Steve Kerr has played a part in three of the most storied NBA teams of the last thirty years in different capacities. As a result, he has a lot of stories about many of the best players of that timeframe. From coming up with the Michael Jordan Bulls to going down with the Tim Duncan Spurs, Kerr’s playing career may have shaped him into the championship-winning coach he is today.
He recently commented on his time with Jordan and Duncan with Bill Simmons, and he spoke about how the two are different from one another.
A look at Steve Kerr’s NBA career
One look at Steve Kerr’s career stats does not tell the entire story of his place in NBA history. After being a late-second round pick in the 1988 NBA Draft by the Phoenix Suns, he enjoyed a 15-year career, which served as a bridge between the days of Magic Johnson and Larry Bird to the lead-up of the LeBron James and Dwyane Wade era of the NBA.
Kerr was never a starter, and he never truly served as a sixth man, either. Instead, he made his name as a sharpshooting role player on nearly every team that he played for. His relationship with Jordan cannot be spoken about without mentioning the fact that his first exposure to him largely came as a member of the Cleveland Cavaliers, a team Jordan had a knack for breaking the heart of year after year.
The 1992-93 season saw Kerr split it between Cleveland and Orlando. His next step helped secure his place in the minds of NBA fans.
Steve Kerr joins the Jordan-less Bulls
Kerr’s most successful seasons came with the Chicago Bulls after spending his first five years in Phoenix, Cleveland, and Orlando. He joined a Bulls team who was missing Michael Jordan after his first retirement. He helped boost the Bulls depth during the Pippen-led year-and-a-half the Bulls saw while Jordan was swinging bats in Birmingham.
Kerr stuck around, however, and saw Jordan’s return to the NBA. There, he saw three NBA championships coming off the bench and hitting threes when the Bulls needed them. While winning was fun, Jordan wasn’t always easy to play with. An infamous NBA story tells of Jordan punching Kerr in the face after the two got tangled up, but they grew to respect either through the feistiness. That was quite different than his next team.
His time with Tim Duncan and the Spurs
From there, Kerr spent four of the next five seasons in San Antonio with a brief stop in Portland in the 2001-02 season. He won two more Championships with the Spurs, and he became synonymous with role players who knew how to use their gifts to lift their teams in the big moments. He bookended the Lakers’ three-peat with Shaquille O’Neal and Kobe Bryant with championships.

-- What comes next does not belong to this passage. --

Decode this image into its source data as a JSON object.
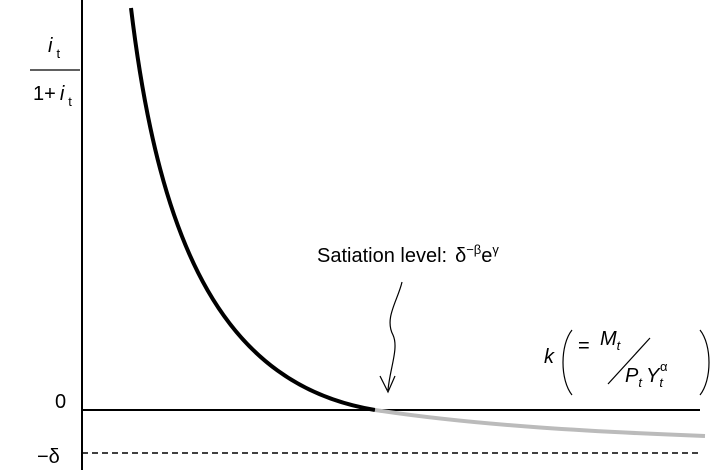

The Spurs are a different organization than the Bulls were, however, and Tim Duncan is a different personality. Duncan is known for his easy-going nature, and while Popovich is a feisty coach, he is known for having great relationships with his players. Kerr has credited speaking with Popovich with helping him become the coach that he is today.
In his talk with Simmons, however, he compared playing with Duncan versus Jordan.
What did Kerr say about Jordan and Duncan?
When telling Simmons about playing with Duncan and Jordan, Steve Kerr was very candid about the differing experiences. Duncan was always about the team, while Jordan was always the focal point of wherever he played, and Kerr learned that firsthand.
“It was a lot easier to play with Tim Duncan,” Kerr said. “The difference between Michael and Tim is you always felt like you were playing with Tim, and there were times where you felt like you were playing for Michael.”
As seen in his scuffle with Kerr, Jordan liked to lead by fear, not friendliness.
“You were scared to death of him,” Kerr said. “He was the most dominant force on the floor in every regard. It wasn’t just the talent — it was the force of will. People, opponents were defeated by Michael before they even walked on the floor.”
Kerr also said that Jordan saw his teammates as people who were there to complement him, but he says that it helped turn him into the better player. By the time he was with Duncan, he had seen it all and seen the highs and lows of an NBA player. Perhaps it is that type of dichotomy that helps him put up with different personalities like Stephen Curry, Klay Thompson, and Draymond Green as a head coach years later.